The facilitator is hired to facilitate the meeting. While his/her job
is supposedly non-directive, neutral, non-judgmental, the opposite is
actually true. The facilitator is there to move the meeting to a preset
conclusion. This is done through a process known as the Delphi
Technique, developed by the RAND Corporation for the U.S.
Department of Defense as a psychological warfare weapon in the 50s
and 60s. Comforting, no doubt. With this established, lets move on
to the semantics of the meeting.
It is imperative to the success of the agenda that the participants
like the facilitator. Therefore, the facilitator first works the crowd to
cause dis-equilibrium-establishing a bad guy/good guy scenario.
Anyone who might not agree with the facilitator must be seen by the
participants as the bad guy, the facilitator the good guy. This is
done by seeking out those who might not agree with the facilitator
and making them look foolish, inept, or aggressive, sending a clear
message to the audience that if they don't want the same treatment to
keep quiet.
The facilitator is well trained in how to recognize and exploit many
different psychological truisms to do this. At the point the opposition
has been identified and alienated, the facilitator becomes
the good guy-a friend-and the agenda and direction of the meeting is
established without the audience ever being aware of it.
Next, the attendees are broken up into smaller groups-usually of
seven or eight people-each group with a facilitator. Discussion
ensues wherein the participants are encouraged to discuss preset
issues, the group facilitator employing the same tactics as the lead
facilitator. Usually participants are encouraged to put on paper
their ideas and disagreements, these to be later complied by others.
Herein lies a very large problem. Who compiles what is written on the
sheets of paper, note cards, etc.? When you ask the participants, you
usually get,
"Well, they compiled the results."
Who is "they?"
"Well, those running the meeting."
Oh-h! The next question: How do you know that what you wrote on
your sheet of paper was incorporated into the final outcome?  The
answer you usually get is, "Well, you know, I've wondered about that,
because what I wrote doesn't seem to be reflected here. I guess my
viewpoint was in the minority."

And there you have the crux of the situation. If you have fifty people
in a room, each writes his/her ideas and dislikes on a sheet of
paper, to be compiled later into a final outcome, each individual
has no idea of what any other individual wrote.
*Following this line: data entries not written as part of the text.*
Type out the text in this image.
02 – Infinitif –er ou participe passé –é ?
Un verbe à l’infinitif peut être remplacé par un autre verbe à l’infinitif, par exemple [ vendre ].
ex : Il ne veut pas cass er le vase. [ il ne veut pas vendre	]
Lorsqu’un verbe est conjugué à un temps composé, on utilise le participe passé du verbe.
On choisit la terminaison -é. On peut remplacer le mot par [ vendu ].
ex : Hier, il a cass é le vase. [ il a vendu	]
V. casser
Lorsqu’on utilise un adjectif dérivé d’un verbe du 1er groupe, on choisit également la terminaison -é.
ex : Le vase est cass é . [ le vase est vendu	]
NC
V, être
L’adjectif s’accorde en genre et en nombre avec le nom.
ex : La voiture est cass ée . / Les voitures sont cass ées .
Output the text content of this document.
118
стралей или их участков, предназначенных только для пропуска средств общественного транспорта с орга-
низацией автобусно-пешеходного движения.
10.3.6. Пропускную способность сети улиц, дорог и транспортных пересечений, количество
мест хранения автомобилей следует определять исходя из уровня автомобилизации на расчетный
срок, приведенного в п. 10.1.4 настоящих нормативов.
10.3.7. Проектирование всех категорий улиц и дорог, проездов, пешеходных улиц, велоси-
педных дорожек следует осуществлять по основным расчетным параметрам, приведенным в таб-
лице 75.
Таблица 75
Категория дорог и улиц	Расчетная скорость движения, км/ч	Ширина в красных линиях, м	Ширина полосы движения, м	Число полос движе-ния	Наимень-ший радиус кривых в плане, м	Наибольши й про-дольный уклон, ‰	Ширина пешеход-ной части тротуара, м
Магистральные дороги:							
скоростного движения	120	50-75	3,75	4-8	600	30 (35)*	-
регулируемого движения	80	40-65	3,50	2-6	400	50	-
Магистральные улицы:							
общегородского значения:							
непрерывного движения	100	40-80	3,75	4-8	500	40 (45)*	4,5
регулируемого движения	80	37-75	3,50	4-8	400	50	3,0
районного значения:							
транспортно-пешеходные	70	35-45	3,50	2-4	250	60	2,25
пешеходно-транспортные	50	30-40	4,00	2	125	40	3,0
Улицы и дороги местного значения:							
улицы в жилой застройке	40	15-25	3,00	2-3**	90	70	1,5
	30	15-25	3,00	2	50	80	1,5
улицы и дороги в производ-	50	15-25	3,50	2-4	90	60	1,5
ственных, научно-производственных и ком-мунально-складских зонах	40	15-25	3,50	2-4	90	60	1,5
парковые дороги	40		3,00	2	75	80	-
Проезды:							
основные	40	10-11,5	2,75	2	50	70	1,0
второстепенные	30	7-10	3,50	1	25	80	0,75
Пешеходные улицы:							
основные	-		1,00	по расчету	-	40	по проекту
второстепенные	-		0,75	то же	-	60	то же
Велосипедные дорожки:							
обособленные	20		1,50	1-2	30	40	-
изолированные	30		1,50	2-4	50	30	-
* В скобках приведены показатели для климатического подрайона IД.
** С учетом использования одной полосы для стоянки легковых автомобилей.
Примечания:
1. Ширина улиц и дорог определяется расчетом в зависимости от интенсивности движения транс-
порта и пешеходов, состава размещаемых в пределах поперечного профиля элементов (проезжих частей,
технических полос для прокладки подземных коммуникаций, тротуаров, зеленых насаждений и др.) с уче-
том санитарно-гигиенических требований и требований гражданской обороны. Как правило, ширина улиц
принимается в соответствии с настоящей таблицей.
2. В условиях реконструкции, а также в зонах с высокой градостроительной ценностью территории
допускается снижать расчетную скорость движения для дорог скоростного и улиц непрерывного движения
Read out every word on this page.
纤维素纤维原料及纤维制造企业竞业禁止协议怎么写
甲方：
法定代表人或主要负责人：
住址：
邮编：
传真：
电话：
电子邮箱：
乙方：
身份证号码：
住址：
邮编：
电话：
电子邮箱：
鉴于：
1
How do you know
that the final outcome reflects anyone's input? The answer is that
you don't.
The same scenario holds when there is a facilitator recording your
comments on paper. But the participants usually don't question this,
figuring instead that their viewpoint was in the minority and thus
not reflected.
So why have the meetings at all if the outcome is already
established?
Because it is imperative to the continued well being of the agenda
that the people be facilitated into ownership of the preset outcome.
If people believe the idea is theirs, they support it; if the people
believe the idea is being foisted on them, they will resist.
Likewise, it is imperative to the continued well being of the agenda
that the people perceive that their input counts.
This scenario is being used very effectively to move meetings to
preset conclusions, effectively changing our form of government from
a representative form of government in which individuals are elected
to represent the people to a "participatory democracy" in which
citizens, selected at large, are facilitated into ownership of preset
outcomes, perceiving that their input resulted therein.
The reality is the outcome was already established by others, but
this is not apparent to the citizen participants.